Compare to vs. compare with: are they the same? Well, there is actually a slight yet very practical difference between ‘compared with’ and ‘compared to.’ While ‘compared to’ underscores a similarity between two things, ‘compared with’ does the opposite. It contrasts them. Now, mixing the two up is hardly a cardinal sin in the world of writing. It barely warrants a second look compared to, say, using a wrong tense or misspelling a word. And it’s quite possible that with time, the difference will disappear altogether. But, while the difference still exists, we should take advantage of the originally intended distinction. It can actually prove to be a useful tool.

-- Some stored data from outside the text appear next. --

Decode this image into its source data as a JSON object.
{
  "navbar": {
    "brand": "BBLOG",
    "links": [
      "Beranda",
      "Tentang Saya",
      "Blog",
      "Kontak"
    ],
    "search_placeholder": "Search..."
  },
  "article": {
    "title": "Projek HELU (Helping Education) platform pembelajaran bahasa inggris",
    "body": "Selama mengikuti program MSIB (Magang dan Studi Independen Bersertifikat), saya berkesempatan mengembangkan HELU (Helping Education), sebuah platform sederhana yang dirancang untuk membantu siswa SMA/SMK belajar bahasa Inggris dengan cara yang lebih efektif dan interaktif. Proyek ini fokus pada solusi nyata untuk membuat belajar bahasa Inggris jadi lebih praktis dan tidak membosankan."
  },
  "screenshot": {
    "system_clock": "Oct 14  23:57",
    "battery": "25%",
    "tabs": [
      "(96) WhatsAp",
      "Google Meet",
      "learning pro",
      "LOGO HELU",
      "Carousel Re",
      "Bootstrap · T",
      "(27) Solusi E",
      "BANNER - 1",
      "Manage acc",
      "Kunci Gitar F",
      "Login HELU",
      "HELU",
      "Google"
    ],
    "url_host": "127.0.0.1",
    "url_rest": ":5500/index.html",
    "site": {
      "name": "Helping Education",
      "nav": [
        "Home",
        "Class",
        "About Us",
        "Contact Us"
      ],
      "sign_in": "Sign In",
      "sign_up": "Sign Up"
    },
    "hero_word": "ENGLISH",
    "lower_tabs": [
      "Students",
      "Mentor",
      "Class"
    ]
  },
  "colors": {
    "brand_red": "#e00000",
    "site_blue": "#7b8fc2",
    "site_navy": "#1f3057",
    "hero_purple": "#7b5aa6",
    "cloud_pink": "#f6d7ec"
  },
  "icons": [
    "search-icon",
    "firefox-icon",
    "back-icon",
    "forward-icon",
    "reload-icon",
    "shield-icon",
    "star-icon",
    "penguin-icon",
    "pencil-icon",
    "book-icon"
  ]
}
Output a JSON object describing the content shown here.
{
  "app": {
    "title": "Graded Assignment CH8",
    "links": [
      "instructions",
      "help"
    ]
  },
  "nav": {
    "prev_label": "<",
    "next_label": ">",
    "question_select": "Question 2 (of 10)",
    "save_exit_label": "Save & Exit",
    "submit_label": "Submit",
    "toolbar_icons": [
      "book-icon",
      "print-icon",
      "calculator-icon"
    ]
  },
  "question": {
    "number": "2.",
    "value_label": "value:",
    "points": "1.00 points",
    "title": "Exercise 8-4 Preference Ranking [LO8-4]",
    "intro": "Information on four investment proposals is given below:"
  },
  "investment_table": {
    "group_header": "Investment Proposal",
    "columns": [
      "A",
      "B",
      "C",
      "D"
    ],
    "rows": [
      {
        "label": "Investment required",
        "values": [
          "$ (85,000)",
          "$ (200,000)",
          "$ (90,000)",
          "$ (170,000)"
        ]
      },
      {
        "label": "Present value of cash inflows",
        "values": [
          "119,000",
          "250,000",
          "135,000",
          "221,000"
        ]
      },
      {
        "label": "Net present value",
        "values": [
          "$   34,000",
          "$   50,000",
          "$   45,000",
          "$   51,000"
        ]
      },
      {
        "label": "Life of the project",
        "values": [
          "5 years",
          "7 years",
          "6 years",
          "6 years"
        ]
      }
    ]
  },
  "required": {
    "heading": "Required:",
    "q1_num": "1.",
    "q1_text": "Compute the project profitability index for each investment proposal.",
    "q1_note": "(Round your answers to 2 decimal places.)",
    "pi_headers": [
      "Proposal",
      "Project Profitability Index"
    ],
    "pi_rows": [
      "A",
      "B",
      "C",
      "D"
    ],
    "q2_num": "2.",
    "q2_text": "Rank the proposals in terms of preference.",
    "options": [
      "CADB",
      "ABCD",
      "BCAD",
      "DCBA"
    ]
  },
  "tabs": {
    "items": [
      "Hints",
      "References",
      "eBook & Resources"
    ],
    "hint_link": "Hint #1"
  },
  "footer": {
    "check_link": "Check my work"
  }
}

So, if you are leaving a glowing restaurant review on yelp after enjoying your meal, you might write,
‘I would definitely compare Domenicco’s Bar & Grill to the best in town.’
And if you are advising on a strategy in a management proposal, you could say, ‘Compared with other options, downsizing is by far the most cost effective.’
One of the most notable literary examples of this can be found in “Romeo and Juliet”. Many of us will remember the famous quote: ‘Shall I compare thee to a summer’s day?’ Shakespeare then goes on to list all the reasons why he shouldn’t liken his love to a dreary Sunday morning in Somerset. But his question is meant to be a form of flattery. What he meant was that she deserves to be compared to a summer’s day, but English summers are too rainy, grey, dull, and short. Whereas she is beautiful and his love for her is everlasting. Remembering this quote could be a good to remind yourself of the difference between compare to vs. compare with. However, if this is just too confusing, you can always remember that the to in ‘compared to’ stands for ‘together.’